Recently non-binary influencer, activist and best-selling author Jeffrey Marsh posted about advocating for going no contact from toxic relationships.

‘When you say “I want to go no contact”, a healthy person will say “thank you. I understand things aren’t working for you, and I respect your decision to take care of yourself”,’ they wrote.

‘Belittling, bullying, sucking up all the oxygen, creating drama and then blaming you for the drama should be a big sign to you that someone is not healthy to be around.’

They concluded, ‘Going no-contact is a difficult decision to make. Please be kind to yourself throughout the process.’

Though their intentions were undoubtedly good, I would argue that Jeffrey sets an unrealistic precedent. Had I been given the opportunity by my friend in 2018, I would have tried to defend myself, to fight for our friendship – not thank her, respect her wishes, and thus take full responsibility for the breakdown of a friendship that the previous evening had seen us enjoy a fun night at the pub together. In my case, her decision to go no contact was less to do with our existing  relationship and everything to do with an incredibly toxic third party, but the fact remains that, had our years of friendship meant anything to her, cutting me out immediately and completely would have been less appealing that an honest conversation about her concerns (had she legitimately had any) and probable resolution.

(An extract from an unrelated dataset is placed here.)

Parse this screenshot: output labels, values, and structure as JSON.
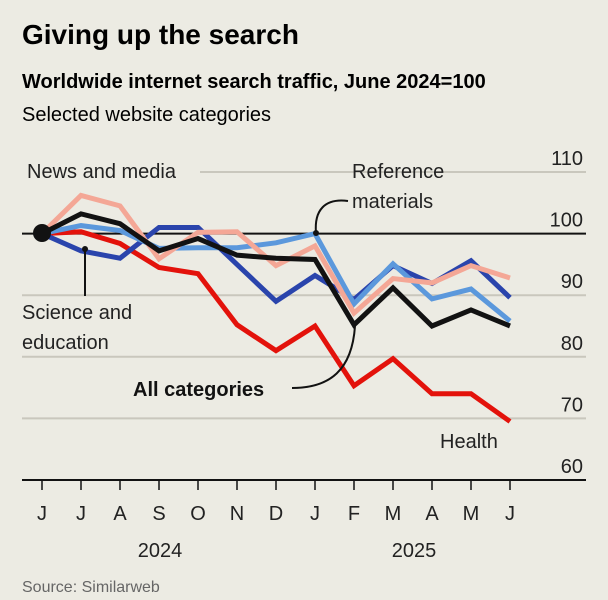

My (remaining) friends will tell you that I’m the first to admit, apologise, and rectify when I’m in the wrong. My experience with my no-contact friend – followed a few years later by another who, deliberately callously, pulled the same stunt – has left me with genuine, lasting trauma, which I’m desperate to avoid repeating, often at the expense of some of my dignity. And while it’s been so easy over the years to blame myself for her betrayal, joking about my ‘inherent unlikability’ and putting up protective barriers that weren’t there before, the normalisation online of cutting people out of your life without a backward glance proves to me I’m not alone in this experience. In Jeffrey’s scenario, I am the antagonist, deserving of the abrupt ending to my friendship, unentitled to an explanation, certainly not to feelings of anger, betrayal, hurt. In Jeffrey’s scenario, she must be kind to herself, because going no contact is ‘a difficult decision’. But without ever having a single conversation about the state of our relationship, to this day I am blindsided by the move; I can’t take responsibility for, or learn from, and offence I didn’t, and still don’t, know I committed,

In the end, I wrote her a letter (the written word being my forte, naturally). I’ve no idea if she read it, or if the toxic third party got there first. I asked her not to reply. But it was the only way I had of saying my piece. And ultimately, I did respect her decision; I never reached out again, I resignedly let go of all our mutual relationships so as never to cross paths with her. But I couldn’t thank her for breaking my heart, or for leaving me with so many questions about the core of who I am, what I was capable of, which simply did not exist before - when it could have all been avoided with a simple conversation.